Benzer bir süreç, Diyarbakır’ın Sur ilçesinde bulunan ve Ermenilerin ruhani merkezi olarak kabul edilen Surp Sarkis Ermeni Kilisesi için de yaşandı. Özel mülkiyet nedeniyle yıllarca restore edilemeyen bu kilise, nihayet bu yılın Haziran ayında onarım sürecine alındı. Ancak bu kilise de yıllar süren ihmal nedeniyle önemli kısımları tahrip olmuş durumda. Diyarbakır’daki Surp Sarkis Kilisesi için restorasyon başlamışken, Van’daki Yedi Kilise’nin hâlâ aynı kaderi paylaşması, bölgedeki kültürel mirasın korunması konusundaki eksiklikleri gözler önüne seriyor.
YEDİ KİLİSE
Tarihi yapı 5 kiliseden, kiliseye eklenen bir şapel, bir kütüphane ve bir çan kulesinden oluşmaktadır. Bu kiliselerden en eskisi Surp Sophia kilisesidir. Daha geç dönemde 1003 ile 1021 tarihleri arasında Meryem Ana Kilisesi inşa edildi. Rivayetler, Ermeni kral Senekerim-Hovhannes’in 1005 yılında burada Surp Nişan manastırını yani Varagavank’ı inşa ettiği yönünde. III. yüzyılın sonlarına doğru Gayane ve Hripsime adında iki azize Hz. İsa’nın çarmıha gerildiği haçın bir parçasını alıp Van’a getirip buradaki manastırda tutulduğu söylenilir. 2011 yılında Van’da meydana gelen depremde ağır hasar gören, Van’ın önemli tarihi miraslarından biri olan Yedi Kilise, her geçen gün daha fazla zarar görüyor ve acil müdahale bekliyor.

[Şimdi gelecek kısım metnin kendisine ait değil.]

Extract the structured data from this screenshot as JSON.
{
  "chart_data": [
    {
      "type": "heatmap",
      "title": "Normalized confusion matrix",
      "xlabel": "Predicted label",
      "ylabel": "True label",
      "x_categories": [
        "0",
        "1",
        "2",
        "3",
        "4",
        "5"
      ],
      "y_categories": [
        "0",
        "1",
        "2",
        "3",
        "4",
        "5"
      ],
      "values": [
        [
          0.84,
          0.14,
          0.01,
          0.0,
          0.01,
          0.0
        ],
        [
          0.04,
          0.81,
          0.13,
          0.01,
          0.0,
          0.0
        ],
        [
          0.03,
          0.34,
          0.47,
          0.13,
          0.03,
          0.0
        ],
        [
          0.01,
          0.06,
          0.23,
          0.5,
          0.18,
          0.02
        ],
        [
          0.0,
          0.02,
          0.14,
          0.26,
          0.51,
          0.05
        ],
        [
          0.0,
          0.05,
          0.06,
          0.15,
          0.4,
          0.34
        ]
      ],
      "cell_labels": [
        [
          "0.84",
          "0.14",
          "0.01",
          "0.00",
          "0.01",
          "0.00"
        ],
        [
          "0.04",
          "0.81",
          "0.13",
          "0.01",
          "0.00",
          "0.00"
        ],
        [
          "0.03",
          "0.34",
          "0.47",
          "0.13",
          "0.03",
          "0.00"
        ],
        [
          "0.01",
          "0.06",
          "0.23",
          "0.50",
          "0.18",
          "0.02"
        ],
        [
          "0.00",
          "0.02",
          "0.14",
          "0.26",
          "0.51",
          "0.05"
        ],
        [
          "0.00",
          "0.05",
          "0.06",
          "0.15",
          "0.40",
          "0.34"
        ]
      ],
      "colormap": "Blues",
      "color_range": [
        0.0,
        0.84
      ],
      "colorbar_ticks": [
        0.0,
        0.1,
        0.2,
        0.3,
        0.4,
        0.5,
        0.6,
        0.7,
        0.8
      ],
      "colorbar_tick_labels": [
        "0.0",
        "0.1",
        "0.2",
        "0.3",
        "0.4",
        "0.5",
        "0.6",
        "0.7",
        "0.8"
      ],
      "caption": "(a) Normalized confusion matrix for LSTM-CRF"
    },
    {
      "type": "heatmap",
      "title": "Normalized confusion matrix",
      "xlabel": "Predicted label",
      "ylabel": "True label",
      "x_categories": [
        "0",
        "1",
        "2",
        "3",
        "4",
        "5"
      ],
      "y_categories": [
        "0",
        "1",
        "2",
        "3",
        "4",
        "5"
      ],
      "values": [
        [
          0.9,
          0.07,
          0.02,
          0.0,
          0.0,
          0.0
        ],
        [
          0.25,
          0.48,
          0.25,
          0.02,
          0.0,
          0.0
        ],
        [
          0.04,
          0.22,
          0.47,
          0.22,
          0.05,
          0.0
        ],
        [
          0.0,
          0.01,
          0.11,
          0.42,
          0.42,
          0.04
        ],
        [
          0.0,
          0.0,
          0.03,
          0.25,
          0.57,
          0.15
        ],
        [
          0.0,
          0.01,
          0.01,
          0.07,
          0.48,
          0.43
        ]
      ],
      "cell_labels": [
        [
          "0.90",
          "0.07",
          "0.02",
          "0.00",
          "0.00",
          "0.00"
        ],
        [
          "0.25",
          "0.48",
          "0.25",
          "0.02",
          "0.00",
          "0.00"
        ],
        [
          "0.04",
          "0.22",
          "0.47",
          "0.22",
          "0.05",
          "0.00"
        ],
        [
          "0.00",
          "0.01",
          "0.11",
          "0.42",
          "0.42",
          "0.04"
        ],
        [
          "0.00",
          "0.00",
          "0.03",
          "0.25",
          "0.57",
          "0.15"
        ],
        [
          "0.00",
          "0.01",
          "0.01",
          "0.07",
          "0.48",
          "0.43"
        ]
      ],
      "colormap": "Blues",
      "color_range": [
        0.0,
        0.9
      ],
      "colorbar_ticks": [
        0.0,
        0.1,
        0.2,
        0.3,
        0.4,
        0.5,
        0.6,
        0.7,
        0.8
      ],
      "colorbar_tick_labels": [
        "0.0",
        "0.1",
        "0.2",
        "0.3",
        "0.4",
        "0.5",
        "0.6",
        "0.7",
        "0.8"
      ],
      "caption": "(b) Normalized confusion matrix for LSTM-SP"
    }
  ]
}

SURP SARKİS ERMENİ KİLİSESİ
Ali Paşa mahallesinde bulunan Surp Sarkis Kilisesi Ermeni Gregoryen Cemaati Vakfı adına kayıtlı olup; Katolik Ermenilere ait bir kilisedir. Kilise, Çeltik Kilisesi ve Hızır İlyas Kilisesi olarak da anılmaktadır. Kilisenin tarihi yazılı kaynakların yetersizliği ve kitabenin olmayışı nedenlerinden ötürü yapılış tarihi bilinmemektedir. Plan ve mimari özelliklerine bakılarak 16. Yüzyıla tarihlendirilmektedir. Yapı bir dönem çeltik fabrikası olarak da kullanılmış olup, günümüzde yıkık ve boş durumdadır. Bitişiğine inşa edilmiş gecekondu sakinleri avluyu evsel amaçlar için kullanmaktadırlar. Kilise; üç nefli bazilikal planlıdır. Dört kemer dizisinin birbirinden ayırdığı beş nefli kilise iki katlı bir yapıdır. Kilisede kullanılan ana yapı malzemesi Diyarbakır yöresine özgü siyah bazalt taştır. Kilise, düzgün kesme taş bloklar kullanılarak yığma yapım tekniğinde inşa edilmiştir. Ana yapı malzemesi olan volkanik bazalt taşına; demir, toprak, ahşap ve kireç harcı, eşlik etmektedir. Duvarlar, sütunlar, sütun başlıkları, kemerler, merdiven basamaklarında, kapı ve pencere lentolarında ayrıca döşemelerde de bazalt taş kullanılmıştır.